Close Combat Throughout History

Beth Gentsch , Sentry Staff Reporter

School rivalries almost always have one thing in common : a long, battered history full of blood, sweat, and tears. The exhilaratingly close games that often ensue between two rivals are enough to draw huge crowds, as well as give the winning team bragging rights for the next year to come. The rivalry between Yorktown and Washington-Lee began in 1960 when Yorktown first opened its school doors to relieve overcrowding at W-L. Students who had once gone to school together as teammates now found themselves forced to compete against each other.

Dave McBride, an alumn of Yorktown High School and a current administrator at Kenmore Middle School, believes that the rivalry can be compared to that of siblings, as it is spirited and intense, yet at the end of the day, players from the opposing teams can still be friends.

` “I also think the rivalry is intense because the schools are so close to one another and the students are basically similar.  While they like to define themselves by being different, they really are not all that different,” said McBride.

Over the years, the amount of wins and losses have fluctuated between both schools. During McBride’s senior year at Yorktown in 1985, the football team was not very good, but it was Coach Bruce Hanson’s first year of coaching for Yorktown and he would later lead the team to winning regional championships in 1988 and 1989. Yorktown managed to clinch a win against W-L in the last few seconds that year.

“As fate would have it, with the Patriots hanging on to a 2 point lead late in the game, instead of kicking a field goal and walking off with the win, W-L kept taking shots at the end zone.  YHS standout athlete Ricky Blaine picked off a W-L pass in the Patriot end zone to seal the win.  It was huge and made all the struggles and losses from the season fade away because at least we could say we beat W-L.”, said McBride.

Last year was the first time Yorktown had lost to W-L in football since 1984. It would seem that Ricky Blaine’s interception obviously started a magical legacy of some sort; although the winning streak was broken momentarily last year, Yorktown came out stronger than ever this football season to pull out a well-deserved “W” against their rivals.

Over the course of the past few years, Yorktown has dominated W-L in golf, basketball, lacrosse, and soccer.

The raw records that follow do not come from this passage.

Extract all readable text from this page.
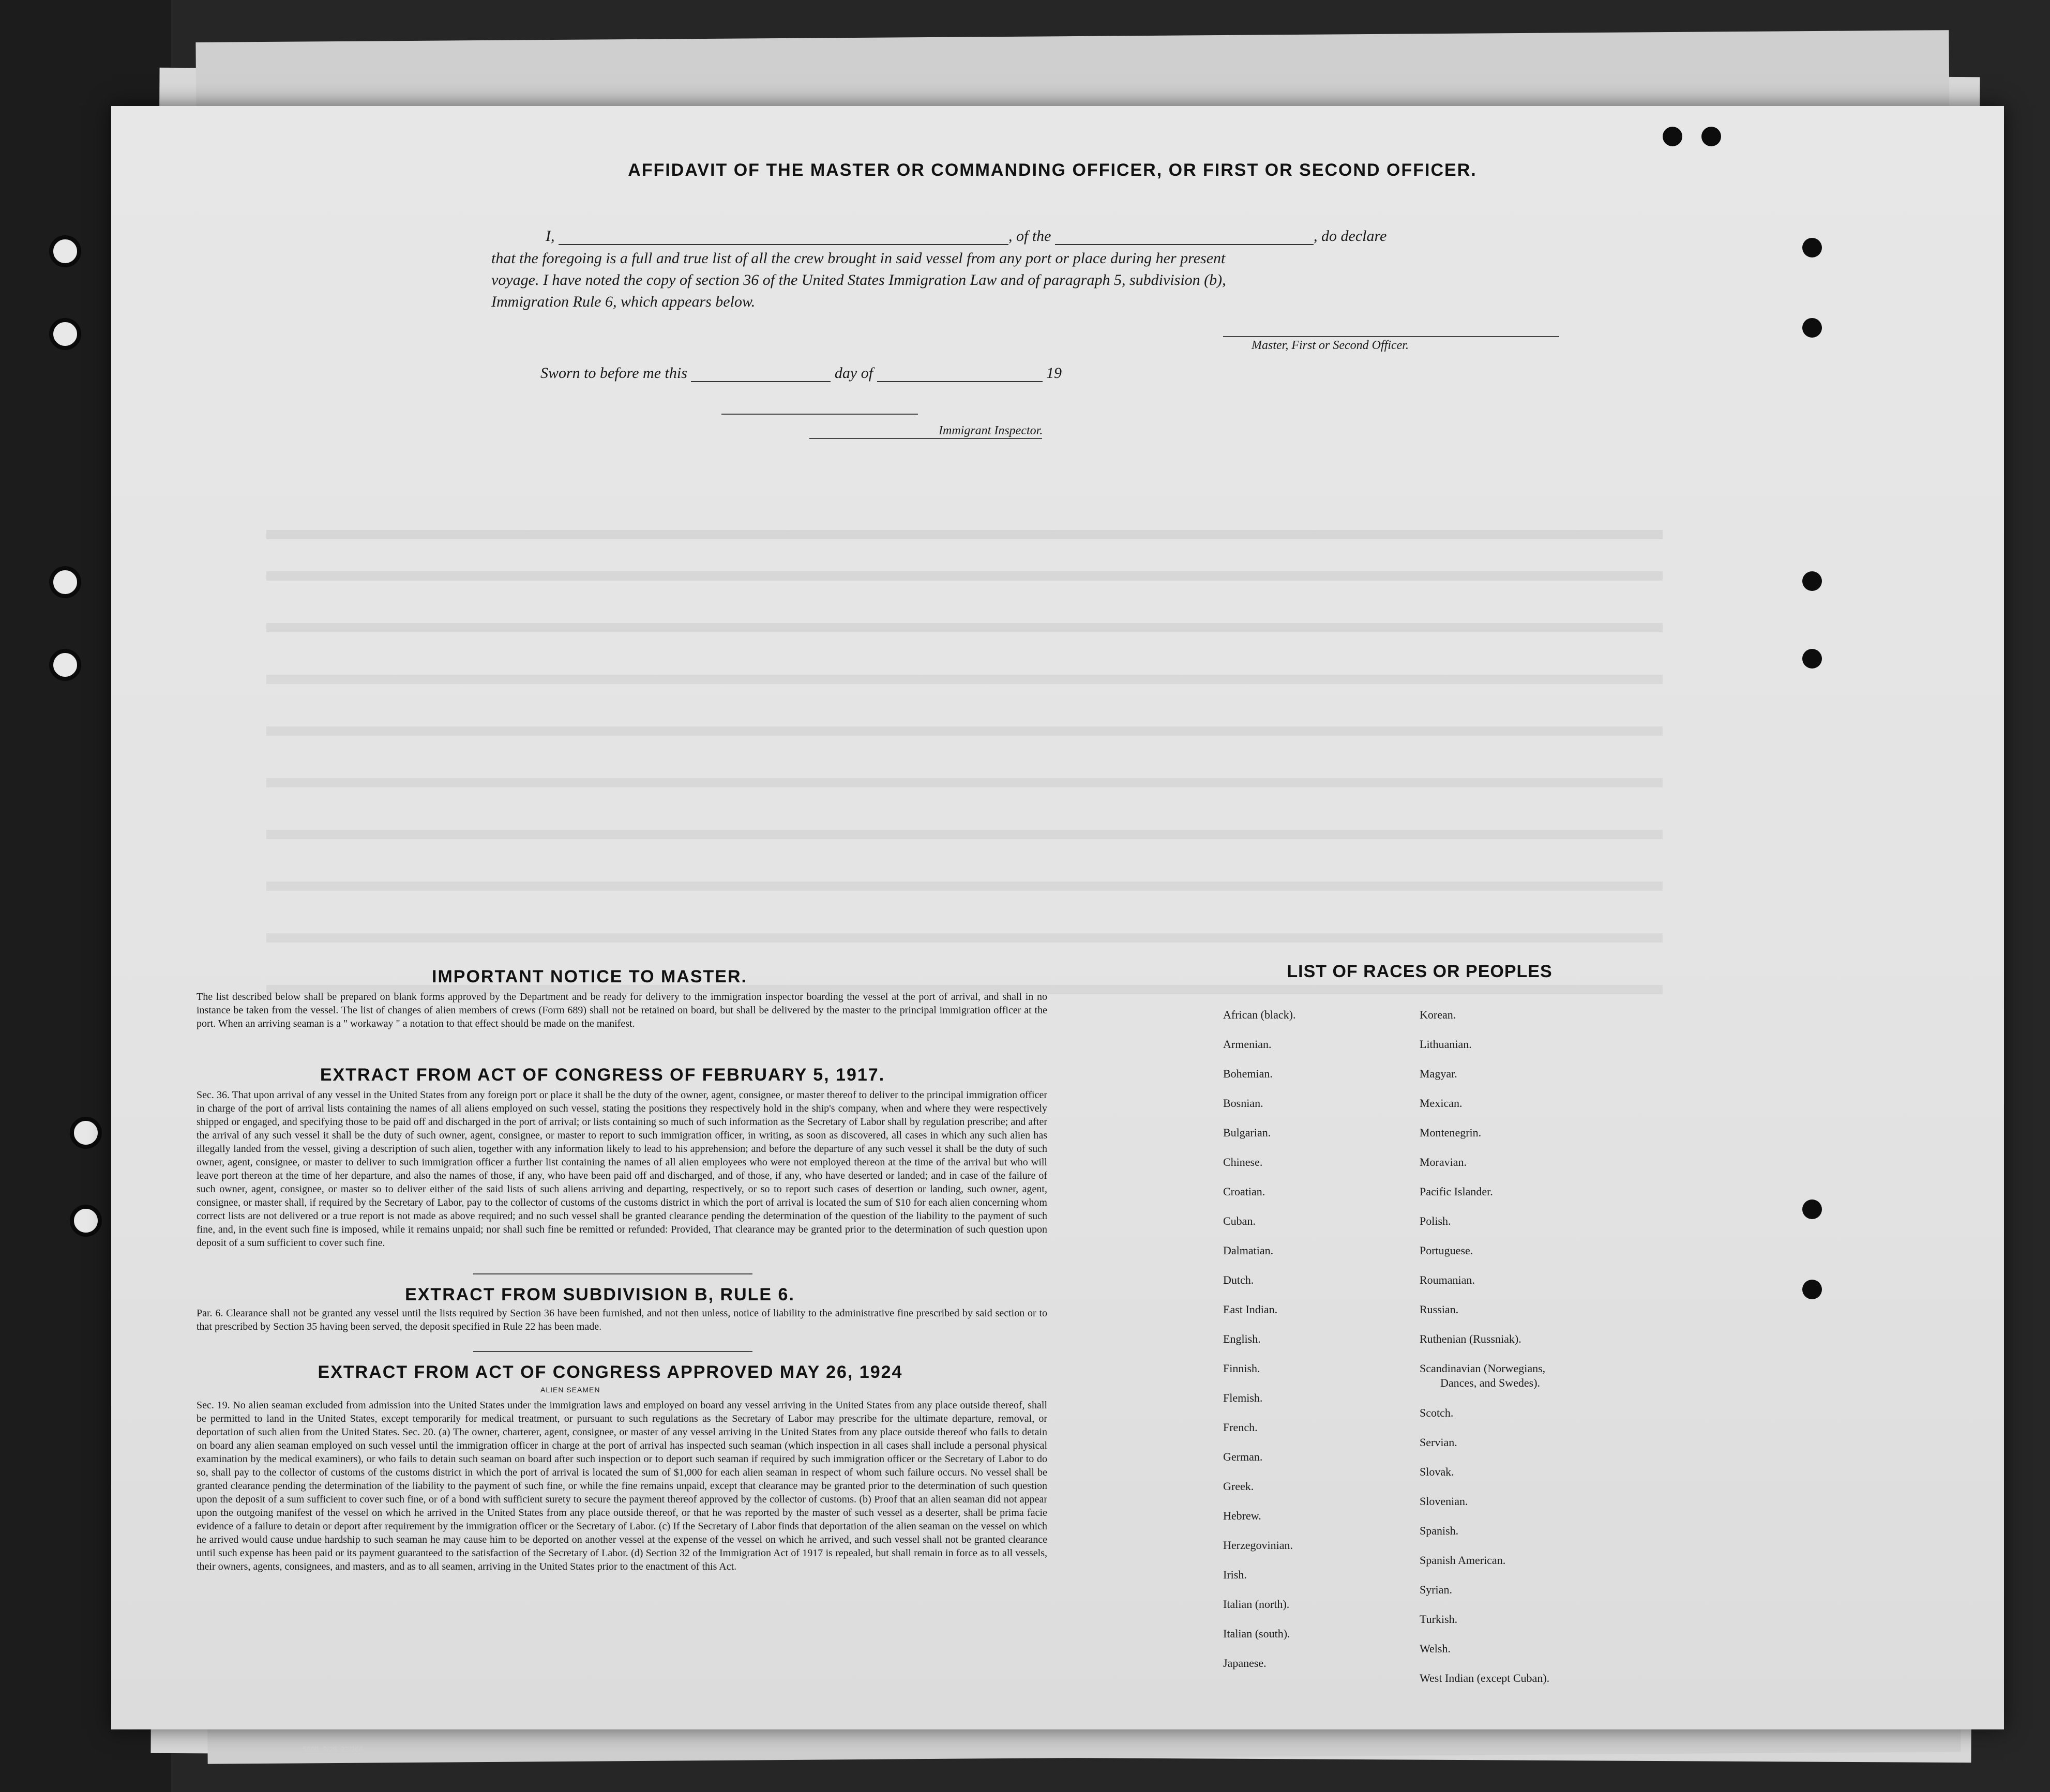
AFFIDAVIT OF THE MASTER OR COMMANDING OFFICER, OR FIRST OR SECOND OFFICER.
I,	, of the	, do declare
that the foregoing is a full and true list of all the crew brought in said vessel from any port or place during her present
voyage. I have noted the copy of section 36 of the United States Immigration Law and of paragraph 5, subdivision (b),
Immigration Rule 6, which appears below.
Master, First or Second Officer.
Sworn to before me this	day of	19
Immigrant Inspector.
IMPORTANT NOTICE TO MASTER.
The list described below shall be prepared on blank forms approved by the Department and be ready for delivery to the immigration inspector boarding the vessel at the port of arrival, and shall in no instance be taken from the vessel. The list of changes of alien members of crews (Form 689) shall not be retained on board, but shall be delivered by the master to the principal immigration officer at the port. When an arriving seaman is a " workaway " a notation to that effect should be made on the manifest.
EXTRACT FROM ACT OF CONGRESS OF FEBRUARY 5, 1917.
Sec. 36. That upon arrival of any vessel in the United States from any foreign port or place it shall be the duty of the owner, agent, consignee, or master thereof to deliver to the principal immigration officer in charge of the port of arrival lists containing the names of all aliens employed on such vessel, stating the positions they respectively hold in the ship's company, when and where they were respectively shipped or engaged, and specifying those to be paid off and discharged in the port of arrival; or lists containing so much of such information as the Secretary of Labor shall by regulation prescribe; and after the arrival of any such vessel it shall be the duty of such owner, agent, consignee, or master to report to such immigration officer, in writing, as soon as discovered, all cases in which any such alien has illegally landed from the vessel, giving a description of such alien, together with any information likely to lead to his apprehension; and before the departure of any such vessel it shall be the duty of such owner, agent, consignee, or master to deliver to such immigration officer a further list containing the names of all alien employees who were not employed thereon at the time of the arrival but who will leave port thereon at the time of her departure, and also the names of those, if any, who have been paid off and discharged, and of those, if any, who have deserted or landed; and in case of the failure of such owner, agent, consignee, or master so to deliver either of the said lists of such aliens arriving and departing, respectively, or so to report such cases of desertion or landing, such owner, agent, consignee, or master shall, if required by the Secretary of Labor, pay to the collector of customs of the customs district in which the port of arrival is located the sum of $10 for each alien concerning whom correct lists are not delivered or a true report is not made as above required; and no such vessel shall be granted clearance pending the determination of the question of the liability to the payment of such fine, and, in the event such fine is imposed, while it remains unpaid; nor shall such fine be remitted or refunded: Provided, That clearance may be granted prior to the determination of such question upon deposit of a sum sufficient to cover such fine.
EXTRACT FROM SUBDIVISION B, RULE 6.
Par. 6. Clearance shall not be granted any vessel until the lists required by Section 36 have been furnished, and not then unless, notice of liability to the administrative fine prescribed by said section or to that prescribed by Section 35 having been served, the deposit specified in Rule 22 has been made.
EXTRACT FROM ACT OF CONGRESS APPROVED MAY 26, 1924
ALIEN SEAMEN
Sec. 19. No alien seaman excluded from admission into the United States under the immigration laws and employed on board any vessel arriving in the United States from any place outside thereof, shall be permitted to land in the United States, except temporarily for medical treatment, or pursuant to such regulations as the Secretary of Labor may prescribe for the ultimate departure, removal, or deportation of such alien from the United States. Sec. 20. (a) The owner, charterer, agent, consignee, or master of any vessel arriving in the United States from any place outside thereof who fails to detain on board any alien seaman employed on such vessel until the immigration officer in charge at the port of arrival has inspected such seaman (which inspection in all cases shall include a personal physical examination by the medical examiners), or who fails to detain such seaman on board after such inspection or to deport such seaman if required by such immigration officer or the Secretary of Labor to do so, shall pay to the collector of customs of the customs district in which the port of arrival is located the sum of $1,000 for each alien seaman in respect of whom such failure occurs. No vessel shall be granted clearance pending the determination of the liability to the payment of such fine, or while the fine remains unpaid, except that clearance may be granted prior to the determination of such question upon the deposit of a sum sufficient to cover such fine, or of a bond with sufficient surety to secure the payment thereof approved by the collector of customs. (b) Proof that an alien seaman did not appear upon the outgoing manifest of the vessel on which he arrived in the United States from any place outside thereof, or that he was reported by the master of such vessel as a deserter, shall be prima facie evidence of a failure to detain or deport after requirement by the immigration officer or the Secretary of Labor. (c) If the Secretary of Labor finds that deportation of the alien seaman on the vessel on which he arrived would cause undue hardship to such seaman he may cause him to be deported on another vessel at the expense of the vessel on which he arrived, and such vessel shall not be granted clearance until such expense has been paid or its payment guaranteed to the satisfaction of the Secretary of Labor. (d) Section 32 of the Immigration Act of 1917 is repealed, but shall remain in force as to all vessels, their owners, agents, consignees, and masters, and as to all seamen, arriving in the United States prior to the enactment of this Act.
LIST OF RACES OR PEOPLES
African (black).
Armenian.
Bohemian.
Bosnian.
Bulgarian.
Chinese.
Croatian.
Cuban.
Dalmatian.
Dutch.
East Indian.
English.
Finnish.
Flemish.
French.
German.
Greek.
Hebrew.
Herzegovinian.
Irish.
Italian (north).
Italian (south).
Japanese.
Korean.
Lithuanian.
Magyar.
Mexican.
Montenegrin.
Moravian.
Pacific Islander.
Polish.
Portuguese.
Roumanian.
Russian.
Ruthenian (Russniak).
Scandinavian (Norwegians,
Dances, and Swedes).
Scotch.
Servian.
Slovak.
Slovenian.
Spanish.
Spanish American.
Syrian.
Turkish.
Welsh.
West Indian (except Cuban).
5000. 3/29. 22/366.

Other sports such as football, volleyball, and field hockey have given the Patriots a taste of both victory and defeat. Senior Shelby McDavid recalls a particularly intense field hockey game where Yorktown beat W-L in the fall of 2012 in double sudden death overtime.

“Finally in the second overtime, we somehow got a breakaway and scored…the fact that the game was so close made the win that much more satisfying,” said McDavid.

Great competition can only stem from a great rivalry. However, sometimes the proximity of the two schools can lead to a lot of so called “trash talking” on social media sites such as Twitter. Many students have probably heard of or witnessed the classic “#BeatWL” or “#BeatYorktown” hashtags, which usually consist of tweeting a slightly embarrassing picture of a friend with good intentions.

“I have seen some ‘#beatyorktown’ tweets that were really inappropriate. There is a pretty obvious line between harmless and harmful rivalry tweets, but some W-L kids don’t seem to understand that”, said McDavid.

As technology develops, it becomes more important to be respectful and careful with regards to the rivalry.

“Social media is tough, because what used to stay in the parking lot or on the field now can be broadcast or retweeted to everyone. Students have to be extremely careful to not get carried away and post messages that put others down.  It’s one thing to take pride in your team and talk about how great you are, it’s another thing altogether to call out other athletes and put them down,” said McBride.

The Generals and Patriots have kept a spirited rivalry throughout the past five decades and will no doubt continue the legacy for years to come. Although it may get a tad out of hand at times, the competitiveness would not exist today without the creation of Yorktown in 1960 and the movement of previous W-L students into the new school. Since then, Yorktown has grown to develop its own identity and built a successful reputation. The relationship between the two schools could be compared to that of playful siblings fighting; on the other hand, it could also be compared to that of two opposing tribes preparing to go to war.